Thomas Paterson Ross, usually credited as T. Paterson Ross and occasionally as T. Patterson Ross, is an architect of regional significance to the San Francisco Bay Area. Ross designed over 200 buildings during his career.

A native of Edinburgh, Scotland, T. Paterson Ross came to San Francisco at the age of 12 in 1885. In 1890, he began working as a draftsman for architect John Gash, and by 1891, he produced an unusual design for the California Building for the World's Columbian Exposition to be held in Chicago in 1893. Although the design did not win the competition, it gained Ross recognition within the architecture community. In 1892, Ross produced plans for the Chapel at Cypress Lawn Memorial Park, for what appears to be the first building he designed as architect that was actually constructed.
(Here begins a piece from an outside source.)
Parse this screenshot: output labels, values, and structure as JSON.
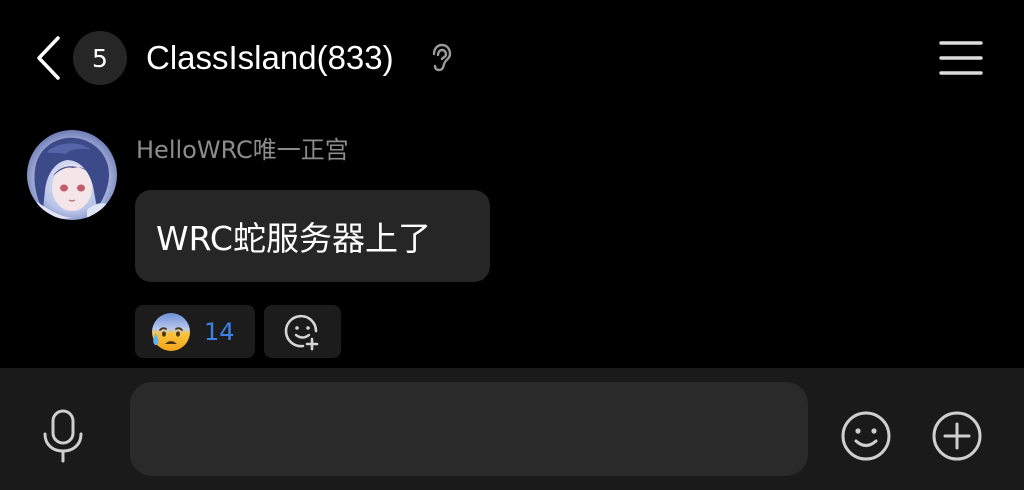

Ross would be featured later in the West Coast architectural journal, The Architect and Engineer, in 1908 and 1912, and in both instances, the Cypress Lawn Chapel would be featured as “a splendid example of his early work.”

Ross worked for a few architects during the early portion of his career, including Louis S. Stone and Harry S. Munson (1892–1893) and for John J. Clark (1894), before entering into a partnership with Edward A. Hatherton in 1895. After the San Francisco earthquake and fires in 1906, Ross entered into partnership with engineer A. W. Burgren. Together, they designed a number of residential and commercial buildings throughout San Francisco, including the Sing Chong and Sing Fat buildings (1907), the Russian Hill Cooperative (1912–1924), and the Union League Club (1922).

In 1919, Ross received local publicity for his design of the Islam Temple of the San Francisco Shriners at 650 Geary (presently named the Alcazar Theater). Although a Shriner himself, his request to put his name on the cornerstone of the building had been declined. Some time after the building was completed, a visiting scholar from the East detected, chiseled in Arabic script in the marble above the entry door, the following passage: “Great is Allah and Great is Ross the Architect.” Although the Shriners threatened to file suit, no legal action ensued.

Ross’s career was cut short, during the height of his career, by a construction site accident in October 1922. During an inspection of building progress at the Union League Club (at 555 Post St.), while on an open freight lift, a load of bricks fell on top of his head, fracturing his skull. Although he survived and managed to live for another 25 years, he was paralyzed on his right half and unable to speak. He died on April 26, 1957, at the age of 84.

The Little Church of the Flowers, in Glendale’s Forest Lawn Memorial Park, is among Ross’s last designs. It bears a remarkable similarity to his first design at Cypress Lawn's Chapel and was the site of Ross’s own funerary services.